There is a woman crying somewhere because he's drunk again.
And he's in jail.
Or he's passed out.
Or he just finished calling her vicious names and/or accusing her of horrible things.
Or he's not home and she doesn't know if he's laying dead in a ditch...
Or laying in another woman's bed.
I remember so well my "first" 2:00 am.
I know I mention it often but it's that indelibly inked on my heart and in my soul.
I will forever be able to go back to that moment and place in time and recall, as though it was yesterday, the absolute shock that my husband had just raged at me, calling me a fucking bitch, telling me to shut the fuck up and the likes. I had to force myself to try to grasp what had happened. And, as I've said, I turned on the computer and began googling "alcoholic husband," "married to an alcoholic" and other assorted phrases on the same topic.
Nothing.
Not of any use, anyway.
What did I hope to find?
I don't know.
What can I say to women now who are where I was 15 years ago?
I think I have resisted saying it because I don't think I could have heard it in the beginning years. But what I would say is this:
Move past focusing on his alcoholism as quickly as you can.
I know.
Believe me...
I!
KNOW!
How do you "move past" the most heinous of behavior?
You make the focus creating the life you desire...
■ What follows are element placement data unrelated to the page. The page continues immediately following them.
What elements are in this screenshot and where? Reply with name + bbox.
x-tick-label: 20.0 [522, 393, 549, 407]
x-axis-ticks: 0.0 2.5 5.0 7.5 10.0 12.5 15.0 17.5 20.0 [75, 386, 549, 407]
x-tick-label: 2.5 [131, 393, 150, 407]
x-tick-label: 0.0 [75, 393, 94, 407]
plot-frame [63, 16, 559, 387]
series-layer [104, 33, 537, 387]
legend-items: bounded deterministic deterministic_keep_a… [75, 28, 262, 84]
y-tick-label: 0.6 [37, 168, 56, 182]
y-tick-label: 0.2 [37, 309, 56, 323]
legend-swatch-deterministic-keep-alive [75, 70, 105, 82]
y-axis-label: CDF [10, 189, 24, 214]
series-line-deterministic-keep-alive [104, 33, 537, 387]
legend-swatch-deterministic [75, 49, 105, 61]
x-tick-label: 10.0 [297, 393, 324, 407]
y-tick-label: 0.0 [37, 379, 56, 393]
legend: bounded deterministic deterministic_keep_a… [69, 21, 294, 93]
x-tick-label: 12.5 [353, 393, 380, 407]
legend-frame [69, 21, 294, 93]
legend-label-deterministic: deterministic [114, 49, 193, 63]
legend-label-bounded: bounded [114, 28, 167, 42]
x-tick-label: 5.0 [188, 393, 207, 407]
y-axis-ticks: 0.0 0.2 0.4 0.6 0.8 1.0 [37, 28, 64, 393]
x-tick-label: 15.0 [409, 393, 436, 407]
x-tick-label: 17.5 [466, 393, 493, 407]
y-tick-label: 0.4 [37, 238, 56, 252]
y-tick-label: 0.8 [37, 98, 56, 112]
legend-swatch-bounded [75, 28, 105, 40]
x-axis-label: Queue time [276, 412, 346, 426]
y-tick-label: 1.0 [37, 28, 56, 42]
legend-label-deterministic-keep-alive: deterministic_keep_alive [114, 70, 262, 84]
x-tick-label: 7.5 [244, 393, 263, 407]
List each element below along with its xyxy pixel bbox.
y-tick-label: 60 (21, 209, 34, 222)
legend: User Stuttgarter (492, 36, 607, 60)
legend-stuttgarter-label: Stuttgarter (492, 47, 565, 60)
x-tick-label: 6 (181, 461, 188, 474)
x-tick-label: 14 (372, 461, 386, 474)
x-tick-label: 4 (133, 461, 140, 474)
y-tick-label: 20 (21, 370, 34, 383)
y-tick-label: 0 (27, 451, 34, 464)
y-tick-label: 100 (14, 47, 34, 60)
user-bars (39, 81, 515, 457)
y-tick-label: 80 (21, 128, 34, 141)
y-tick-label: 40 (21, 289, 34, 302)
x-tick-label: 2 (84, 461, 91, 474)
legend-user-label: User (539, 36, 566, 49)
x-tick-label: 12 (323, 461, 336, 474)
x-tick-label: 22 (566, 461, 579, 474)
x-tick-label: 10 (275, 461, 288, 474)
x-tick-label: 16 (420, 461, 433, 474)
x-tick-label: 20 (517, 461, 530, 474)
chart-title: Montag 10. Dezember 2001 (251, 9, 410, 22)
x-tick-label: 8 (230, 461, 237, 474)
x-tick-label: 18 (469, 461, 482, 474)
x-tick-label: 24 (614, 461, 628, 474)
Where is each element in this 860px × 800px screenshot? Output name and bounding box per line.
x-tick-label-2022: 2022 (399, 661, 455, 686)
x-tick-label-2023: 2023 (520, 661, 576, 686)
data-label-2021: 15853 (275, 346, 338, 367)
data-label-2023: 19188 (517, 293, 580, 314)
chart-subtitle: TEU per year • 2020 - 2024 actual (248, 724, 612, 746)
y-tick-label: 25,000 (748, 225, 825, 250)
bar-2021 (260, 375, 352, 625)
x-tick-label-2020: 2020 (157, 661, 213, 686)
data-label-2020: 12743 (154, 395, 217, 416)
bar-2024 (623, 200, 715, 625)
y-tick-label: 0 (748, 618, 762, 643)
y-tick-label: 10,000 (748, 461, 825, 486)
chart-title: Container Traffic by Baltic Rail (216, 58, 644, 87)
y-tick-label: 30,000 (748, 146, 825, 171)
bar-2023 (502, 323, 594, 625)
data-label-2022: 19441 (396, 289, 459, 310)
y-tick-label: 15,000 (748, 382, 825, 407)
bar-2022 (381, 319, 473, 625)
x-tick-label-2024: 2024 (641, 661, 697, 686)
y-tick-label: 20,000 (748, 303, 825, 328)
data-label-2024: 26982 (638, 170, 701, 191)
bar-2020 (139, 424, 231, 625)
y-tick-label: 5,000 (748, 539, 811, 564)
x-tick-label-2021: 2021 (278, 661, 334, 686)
Rather than surviving his drinking.
Someone asked me if my new book ("Do You Know I Cry During Yoga?") covered how I came to be ready to leave. It doesn't. Not in any sort of concrete way but I know the answer to that question:
I came to be ready to leave when it was more about my life and less about his drinking.
For nearly 20 years, all I wanted (ALL!! I wanted!) was to get away from him and his drinking. There was a desperation in me that I thought would fuel me but instead it shackled me. The more I just ("JUST!") wanted to get away from him and his drinking, the more I remained stuck. And then one day, it came to me:
I wanted my life back.
I wanted the life I had dreamed of.
I wanted the life I knew I could live.
It didn't matter if he drank or was a serial womanizer or couldn't hold a job or anything at all that had to do with him. I was no longer looking at where I was and trying to get away. I was looking at the beautiful horizon in front of me and longing to be part of it.
If you're a woman crying tonight because it's another Saturday night that he's drunk, know this: the more you focus on your life and not his drinking, the better you'll able to weather the latter.